Mais lors de sa dernière intervention à l’Assemblée nationale, en juillet, le DGA a dû répondre à une question sur ce sujet. « À l’heure où le projet de recréation d’une filière française de munitions de petit calibre de 5,56 mm semble remis en cause, compte tenu du coût de production peu concurrentiel au niveau européen, quels projets de munitions de petit calibre vous semblent les plus à même de permettre à l’industrie française d’être leader en Europe et dans le monde? », lui a demandé le député Jean-Pierre Cubertafon.

Cette fois, M. Barre a été très clair : il n’y aura pas de résurrection d’une filière française pour la production de munitions de petits calibres.

« Ce que je peux vous dire, c’est qu’il y a eu un débat sur l’opportunité de développer une filière de munitions de petit calibre en France.

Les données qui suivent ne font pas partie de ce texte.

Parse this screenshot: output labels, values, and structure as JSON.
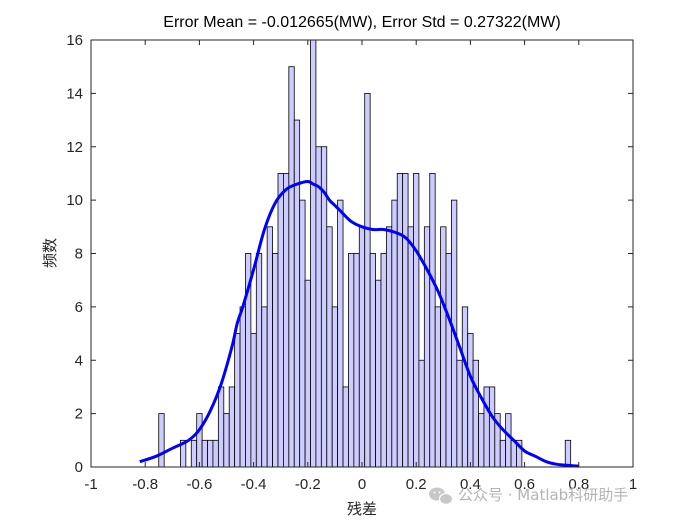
{
  "chart_data": {
    "type": "bar",
    "title": "Error Mean = -0.012665(MW), Error Std = 0.27322(MW)",
    "xlabel": "残差",
    "ylabel": "频数",
    "xlim": [
      -1,
      1
    ],
    "ylim": [
      0,
      16
    ],
    "xticks": [
      "-1",
      "-0.8",
      "-0.6",
      "-0.4",
      "-0.2",
      "0",
      "0.2",
      "0.4",
      "0.6",
      "0.8",
      "1"
    ],
    "yticks": [
      "0",
      "2",
      "4",
      "6",
      "8",
      "10",
      "12",
      "14",
      "16"
    ],
    "bin_width": 0.02,
    "bins": [
      {
        "x": -0.74,
        "count": 2
      },
      {
        "x": -0.66,
        "count": 1
      },
      {
        "x": -0.62,
        "count": 1
      },
      {
        "x": -0.6,
        "count": 2
      },
      {
        "x": -0.58,
        "count": 1
      },
      {
        "x": -0.56,
        "count": 1
      },
      {
        "x": -0.54,
        "count": 1
      },
      {
        "x": -0.52,
        "count": 3
      },
      {
        "x": -0.5,
        "count": 2
      },
      {
        "x": -0.48,
        "count": 3
      },
      {
        "x": -0.46,
        "count": 5
      },
      {
        "x": -0.44,
        "count": 6
      },
      {
        "x": -0.42,
        "count": 8
      },
      {
        "x": -0.4,
        "count": 5
      },
      {
        "x": -0.38,
        "count": 8
      },
      {
        "x": -0.36,
        "count": 6
      },
      {
        "x": -0.34,
        "count": 9
      },
      {
        "x": -0.32,
        "count": 8
      },
      {
        "x": -0.3,
        "count": 11
      },
      {
        "x": -0.28,
        "count": 11
      },
      {
        "x": -0.26,
        "count": 15
      },
      {
        "x": -0.24,
        "count": 13
      },
      {
        "x": -0.22,
        "count": 10
      },
      {
        "x": -0.2,
        "count": 7
      },
      {
        "x": -0.18,
        "count": 16
      },
      {
        "x": -0.16,
        "count": 12
      },
      {
        "x": -0.14,
        "count": 12
      },
      {
        "x": -0.12,
        "count": 9
      },
      {
        "x": -0.1,
        "count": 6
      },
      {
        "x": -0.08,
        "count": 10
      },
      {
        "x": -0.06,
        "count": 3
      },
      {
        "x": -0.04,
        "count": 8
      },
      {
        "x": -0.02,
        "count": 8
      },
      {
        "x": 0.0,
        "count": 9
      },
      {
        "x": 0.02,
        "count": 14
      },
      {
        "x": 0.04,
        "count": 8
      },
      {
        "x": 0.06,
        "count": 7
      },
      {
        "x": 0.08,
        "count": 8
      },
      {
        "x": 0.1,
        "count": 9
      },
      {
        "x": 0.12,
        "count": 10
      },
      {
        "x": 0.14,
        "count": 11
      },
      {
        "x": 0.16,
        "count": 11
      },
      {
        "x": 0.18,
        "count": 9
      },
      {
        "x": 0.2,
        "count": 11
      },
      {
        "x": 0.22,
        "count": 4
      },
      {
        "x": 0.24,
        "count": 9
      },
      {
        "x": 0.26,
        "count": 11
      },
      {
        "x": 0.28,
        "count": 6
      },
      {
        "x": 0.3,
        "count": 9
      },
      {
        "x": 0.32,
        "count": 8
      },
      {
        "x": 0.34,
        "count": 10
      },
      {
        "x": 0.36,
        "count": 4
      },
      {
        "x": 0.38,
        "count": 6
      },
      {
        "x": 0.4,
        "count": 5
      },
      {
        "x": 0.42,
        "count": 4
      },
      {
        "x": 0.44,
        "count": 2
      },
      {
        "x": 0.46,
        "count": 3
      },
      {
        "x": 0.48,
        "count": 3
      },
      {
        "x": 0.5,
        "count": 2
      },
      {
        "x": 0.52,
        "count": 1
      },
      {
        "x": 0.54,
        "count": 2
      },
      {
        "x": 0.56,
        "count": 1
      },
      {
        "x": 0.58,
        "count": 1
      },
      {
        "x": 0.76,
        "count": 1
      }
    ],
    "density_curve": {
      "x": [
        -0.82,
        -0.76,
        -0.7,
        -0.64,
        -0.6,
        -0.56,
        -0.52,
        -0.48,
        -0.46,
        -0.44,
        -0.4,
        -0.36,
        -0.32,
        -0.28,
        -0.24,
        -0.2,
        -0.18,
        -0.16,
        -0.14,
        -0.12,
        -0.1,
        -0.08,
        -0.04,
        0.0,
        0.04,
        0.08,
        0.12,
        0.16,
        0.2,
        0.24,
        0.28,
        0.32,
        0.36,
        0.4,
        0.44,
        0.48,
        0.52,
        0.56,
        0.6,
        0.64,
        0.68,
        0.72,
        0.76,
        0.8
      ],
      "y": [
        0.2,
        0.4,
        0.7,
        1.0,
        1.4,
        2.1,
        3.1,
        4.5,
        5.4,
        6.0,
        7.4,
        8.9,
        9.9,
        10.4,
        10.6,
        10.7,
        10.6,
        10.5,
        10.3,
        10.0,
        9.8,
        9.6,
        9.2,
        9.0,
        8.9,
        8.9,
        8.8,
        8.6,
        8.1,
        7.4,
        6.6,
        5.6,
        4.5,
        3.4,
        2.6,
        1.9,
        1.4,
        1.0,
        0.6,
        0.4,
        0.2,
        0.1,
        0.06,
        0.03
      ]
    },
    "colors": {
      "bar_fill": "#ccccff",
      "bar_edge": "#000000",
      "curve": "#0000ff"
    },
    "grid": false,
    "legend": "none"
  },
  "watermark": {
    "icon": "wechat-icon",
    "text": "公众号 · Matlab科研助手"
  }
}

Nous avons estimé que ce projet ne se justifiait pas sur le plan économique, car il nécessiterait un investissement d’au moins un million d’euros [sans doute une erreur dans le compte-rendu, ndlr], alors que notre marché de munitions de petit calibre se chiffre, de mémoire, à quelques millions par an, sur un marché mondial qui dépasse le milliard. Or nous avons, pour acheter des munitions de petit calibre, des fournisseurs un peu partout dans le monde, y compris en Europe. Nous considérons donc que nous ne sommes pas dans une situation de dépendance et qu’il n’y a pas de risque pour notre souveraineté », a expliqué M. Barre.

Aussi, a-t-il continué, « pour l’instant, nous n’avons donc pas donné suite à un éventuel projet de montage d’une filière de munitions de petit calibre en France ». Ita Missa Est.